Fable présentée au Concours,
Certain Rat campagnard en son modeste gîte
Vivait content, joyeux ; c’était un Sybarite,
Sans soucis ni désir ; fuir toute émotion
Etait sa seule ambition.
N’étant jamais sorti du champ qui le vit naître,
Sans rêver un bonheur qu’il ne connaissait pas,
A peu de frais il trouvait le bien-être,
Et s’estimait le plus heureux des rats ;
Quand un matin il reçoit la visite
D’un ami citadin, de sa ville entiché :
« Mon cher, dit celui-ci, c’est trop faire l’ermite.
Je veux qu’un moment débauché,
Tu viennes à la ville, et je serai ton hôte. »

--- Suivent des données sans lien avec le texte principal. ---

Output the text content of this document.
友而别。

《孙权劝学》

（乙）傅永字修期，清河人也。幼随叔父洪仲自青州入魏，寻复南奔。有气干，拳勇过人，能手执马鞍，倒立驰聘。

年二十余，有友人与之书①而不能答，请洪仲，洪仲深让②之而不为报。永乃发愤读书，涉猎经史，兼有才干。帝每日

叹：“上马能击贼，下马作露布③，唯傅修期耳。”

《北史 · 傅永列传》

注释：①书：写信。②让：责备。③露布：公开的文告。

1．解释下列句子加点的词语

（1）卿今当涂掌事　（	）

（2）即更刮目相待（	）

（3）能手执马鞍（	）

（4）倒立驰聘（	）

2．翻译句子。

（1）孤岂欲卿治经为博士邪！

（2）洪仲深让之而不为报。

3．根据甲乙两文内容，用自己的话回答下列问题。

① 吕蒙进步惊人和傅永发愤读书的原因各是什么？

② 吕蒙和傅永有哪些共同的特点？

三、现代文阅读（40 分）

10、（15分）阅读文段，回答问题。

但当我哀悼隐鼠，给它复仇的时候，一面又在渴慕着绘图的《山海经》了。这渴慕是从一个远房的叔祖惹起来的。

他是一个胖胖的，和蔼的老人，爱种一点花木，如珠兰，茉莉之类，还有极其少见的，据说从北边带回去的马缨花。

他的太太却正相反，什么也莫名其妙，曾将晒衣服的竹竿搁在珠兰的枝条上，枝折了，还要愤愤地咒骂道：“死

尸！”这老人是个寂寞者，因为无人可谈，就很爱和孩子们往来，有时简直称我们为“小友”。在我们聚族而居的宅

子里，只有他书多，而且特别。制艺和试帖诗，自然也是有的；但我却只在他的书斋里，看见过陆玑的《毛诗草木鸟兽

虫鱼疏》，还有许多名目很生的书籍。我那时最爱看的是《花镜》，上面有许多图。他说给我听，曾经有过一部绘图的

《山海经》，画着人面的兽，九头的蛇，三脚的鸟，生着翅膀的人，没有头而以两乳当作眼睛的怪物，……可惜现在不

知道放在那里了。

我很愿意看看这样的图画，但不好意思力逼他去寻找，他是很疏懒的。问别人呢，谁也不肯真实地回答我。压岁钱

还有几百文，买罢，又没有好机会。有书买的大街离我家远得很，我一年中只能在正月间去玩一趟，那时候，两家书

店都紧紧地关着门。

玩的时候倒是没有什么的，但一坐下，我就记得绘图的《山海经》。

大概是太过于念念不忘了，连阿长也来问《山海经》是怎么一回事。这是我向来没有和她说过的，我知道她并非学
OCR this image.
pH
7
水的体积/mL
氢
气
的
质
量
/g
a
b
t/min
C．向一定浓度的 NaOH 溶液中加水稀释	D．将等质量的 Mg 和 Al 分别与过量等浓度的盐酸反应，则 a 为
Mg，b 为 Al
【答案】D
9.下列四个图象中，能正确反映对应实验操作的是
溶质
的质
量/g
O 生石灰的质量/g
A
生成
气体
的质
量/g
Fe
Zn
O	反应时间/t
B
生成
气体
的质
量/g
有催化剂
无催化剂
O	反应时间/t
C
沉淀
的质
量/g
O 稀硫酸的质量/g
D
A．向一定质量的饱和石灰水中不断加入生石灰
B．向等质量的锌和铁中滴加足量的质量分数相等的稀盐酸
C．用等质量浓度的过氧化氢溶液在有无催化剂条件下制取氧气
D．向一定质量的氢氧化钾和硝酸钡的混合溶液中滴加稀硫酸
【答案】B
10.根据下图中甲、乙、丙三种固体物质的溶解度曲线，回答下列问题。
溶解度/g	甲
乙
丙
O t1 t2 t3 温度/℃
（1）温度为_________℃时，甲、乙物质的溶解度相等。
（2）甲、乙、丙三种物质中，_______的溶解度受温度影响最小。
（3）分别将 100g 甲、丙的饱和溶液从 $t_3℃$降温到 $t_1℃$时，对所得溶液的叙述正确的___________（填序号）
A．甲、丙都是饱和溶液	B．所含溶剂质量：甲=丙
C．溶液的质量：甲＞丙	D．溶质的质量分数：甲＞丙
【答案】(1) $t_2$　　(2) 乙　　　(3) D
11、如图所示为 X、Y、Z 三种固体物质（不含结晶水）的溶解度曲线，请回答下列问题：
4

Le campagnard joyeux accepte sans façon.
Et le couple aussitôt, compère et compagnon,
Arrive dans la ville en trottant côte à côte.
L’Amphitryon hantait le logis d’un banquier.
Opulente et vaste demeure
Où, vivant grassement comme vit un rentier,
A son gré sous sa patte il trouvait à toute heure
Des dîners du bourgeois les superbes débris,
Que n’eussent reniés ni Chevets, ni Yérys ;
Car souvent l’on m’a dit (serait-ce médisance ?)
Que chez ces beaux messieurs, princes de la finance,
La cave est bien garnie, et les mets succulents !
Nos amis entrent donc dans la salle déserte.
La table encore était couverte
De plus de vingt plats différents.
Jugez quelle fut la surprise
De notre honnête campagnard,
Qui touche à tout, prend au hasard,
Et trouve la cuisine exquise !…
Sur un fauteuil moelleux commodément assis,
Charmé d’une telle opulence,
Gaîment il se fût fait à semblable existence.
Mais peut-on toujours vivre aux dépens des amis ?
Il fallut, par malheur, retourner au logis !!!
Après avoir goûté les charmes de la ville,
Vu des salons dorés les lambris somptueux.
L’humble toit où jadis il se trouvait heureux
Aujourd’hui lui parait un bien méchant asile.
Des plaisirs inconnus l’image vient à lui,
Fatale et brillante chimère !
Adieu gaité, repos ! son bonheur s’est enfui.
En voyant la richesse il connait la misère,
Soupire sur son sort, et succombe à l’ennui.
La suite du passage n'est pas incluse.